Я написала художнику, умоляя его о встрече. Он не ответил. Я стучалась в дверь его новой мастерской — ни души. Пошла в старую — там дверь открылась. Он холодно поздоровался, предложил войти. Я рассказала ему все, что со мной случилось. Его лицо сделалось мрачнее тучи, он процедил гневно: «Зачем вы пришли? Мне нечего вам дать!» Распахнул дверь большого зала, показал разбросанные по полу изодранные полотна и другие, прислоненные к стенам. Там же стояла походная кровать. «Я не более чем вот это, и это, и это. Вам не кажется, что с меня довольно моих собственных бзиков? Мне пришлось переехать сюда, пришлось брать заказы, я перестал понимать, куда меня занесло с моей живописью». Потом рубанул грубо: «Не люблю психов!» И выжидательно застыл в молчании перед своими полотнами. Наконец сказал: «А теперь мне надо работать».
Я одна спустилась на шатком лифте пакгауза. Голову ломило, как после попойки. Но я заметила, что в глазах прояснилось. Розовой целлулоидной куклы, что висела на уличной решетке, там больше не было. Крашеные скамейки расставили заново. На месте свалки строительного мусора теперь был паркинг. Я с редким вниманием отмечала все это. Голова больше не кружилась, я подумала, что не так уж мне и плохо.
В тот же вечер я отправила письмо друзьям, жившим на севере страны, у самой границы, среди величественной природы на дальней оконечности континента. Я заверяла их, что, если они смогут меня прокормить, я буду им помогать, готова на любую работу. Несколько дней спустя мне прислали билет на проезд большими междугородними автобусами.
Этот человек был сторожем охотничьих угодий. Жил вдвоем с женой в обширном поместье, оставленном на его попечении. Владельцы не приезжали никогда, так что чета полновластно распоряжалась лесами, озером, лугами. Каждое утро мы брались за работу, а по вечерам беседовали у камина. Я с удивлением осознала, что прежде мы встречались всего один раз. Их это тоже удивляло. Они тогда еще жили в городе, он работал инженером по механическим конструкциям, она служила в той же фирме. Мы не говорили ни о тех временах, ни о моих приключениях. Поместье требовало забот, и возможности беседовать на темы, связанные с ними, было вполне достаточно. К тому же мы получали килограммы воскресных газет, их нам хватало на всю неделю. По вечерам сторож мастерил маленькие заводные машинки, у меня появилась привычка немного поигрывать с ними. Они были выкрашены в ярко-красный цвет и собирались из деталей, которые вставлялись друг в друга с диковинной точностью, мне страшно нравилось пускать их в ход. Так и шли дни — серые, но это меня устраивало. Мой друг и его жена были ирландцами. У обоих молочно-белая кожа, местами усеянная золотистыми пятнышками.

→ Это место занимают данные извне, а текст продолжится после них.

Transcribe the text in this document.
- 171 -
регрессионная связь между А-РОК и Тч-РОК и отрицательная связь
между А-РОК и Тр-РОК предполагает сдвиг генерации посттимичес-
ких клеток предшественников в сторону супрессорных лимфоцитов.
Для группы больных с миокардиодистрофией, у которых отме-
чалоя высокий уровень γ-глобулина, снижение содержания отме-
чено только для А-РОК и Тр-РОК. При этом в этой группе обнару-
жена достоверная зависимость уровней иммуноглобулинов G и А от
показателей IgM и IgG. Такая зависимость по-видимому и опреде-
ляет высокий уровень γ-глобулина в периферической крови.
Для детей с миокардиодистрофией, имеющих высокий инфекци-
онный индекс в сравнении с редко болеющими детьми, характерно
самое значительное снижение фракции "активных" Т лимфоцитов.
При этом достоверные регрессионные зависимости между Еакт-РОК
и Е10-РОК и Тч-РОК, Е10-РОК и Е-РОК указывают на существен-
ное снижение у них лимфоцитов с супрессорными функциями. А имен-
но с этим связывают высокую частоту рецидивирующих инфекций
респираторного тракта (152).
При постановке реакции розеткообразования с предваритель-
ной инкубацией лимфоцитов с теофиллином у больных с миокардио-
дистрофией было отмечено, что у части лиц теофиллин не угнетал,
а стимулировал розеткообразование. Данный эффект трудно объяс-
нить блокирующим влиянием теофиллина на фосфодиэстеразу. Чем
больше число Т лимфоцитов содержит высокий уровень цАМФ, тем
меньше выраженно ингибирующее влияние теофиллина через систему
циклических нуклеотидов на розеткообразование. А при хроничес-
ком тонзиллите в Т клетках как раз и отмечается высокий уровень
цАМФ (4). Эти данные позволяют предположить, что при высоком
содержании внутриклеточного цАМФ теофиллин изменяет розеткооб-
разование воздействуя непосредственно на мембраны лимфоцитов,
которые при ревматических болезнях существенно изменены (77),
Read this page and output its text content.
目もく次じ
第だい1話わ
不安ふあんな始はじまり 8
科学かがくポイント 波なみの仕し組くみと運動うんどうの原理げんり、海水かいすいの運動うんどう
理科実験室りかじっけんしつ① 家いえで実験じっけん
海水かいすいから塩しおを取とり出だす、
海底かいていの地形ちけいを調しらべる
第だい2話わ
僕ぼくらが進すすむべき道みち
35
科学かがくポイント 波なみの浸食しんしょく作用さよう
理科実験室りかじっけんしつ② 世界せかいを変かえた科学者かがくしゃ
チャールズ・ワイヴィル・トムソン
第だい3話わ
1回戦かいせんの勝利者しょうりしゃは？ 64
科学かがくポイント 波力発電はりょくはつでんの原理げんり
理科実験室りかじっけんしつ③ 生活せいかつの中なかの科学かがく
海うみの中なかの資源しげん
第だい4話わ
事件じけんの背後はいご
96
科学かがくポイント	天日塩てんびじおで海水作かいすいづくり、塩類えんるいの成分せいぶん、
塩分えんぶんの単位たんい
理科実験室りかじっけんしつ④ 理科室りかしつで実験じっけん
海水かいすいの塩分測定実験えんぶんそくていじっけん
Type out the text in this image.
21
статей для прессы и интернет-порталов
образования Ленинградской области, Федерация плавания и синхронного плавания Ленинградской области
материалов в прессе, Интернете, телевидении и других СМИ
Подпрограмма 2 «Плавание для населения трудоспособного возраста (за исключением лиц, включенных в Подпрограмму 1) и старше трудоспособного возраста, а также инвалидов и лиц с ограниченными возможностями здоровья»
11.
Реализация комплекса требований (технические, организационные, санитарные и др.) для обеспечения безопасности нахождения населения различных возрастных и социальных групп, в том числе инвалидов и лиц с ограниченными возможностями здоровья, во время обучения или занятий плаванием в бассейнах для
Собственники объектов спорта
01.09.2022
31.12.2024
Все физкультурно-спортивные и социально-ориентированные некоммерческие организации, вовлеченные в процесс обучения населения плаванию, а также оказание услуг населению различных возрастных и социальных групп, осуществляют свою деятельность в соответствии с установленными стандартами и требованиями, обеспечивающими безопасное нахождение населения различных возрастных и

Когда вечерами мы тихонько покачивались на веранде в своих креслах-качалках, я была довольна, что мой взгляд останавливается у порога этой кожи, не порываясь вглубь, и наши речи тоже всегда легки. Мне вспоминалось огромное сизое болото, куда я рухнула однажды, и я говорила себе: «Нельзя видеть все». И еще говорила, что «больше не стану пытаться все увидеть».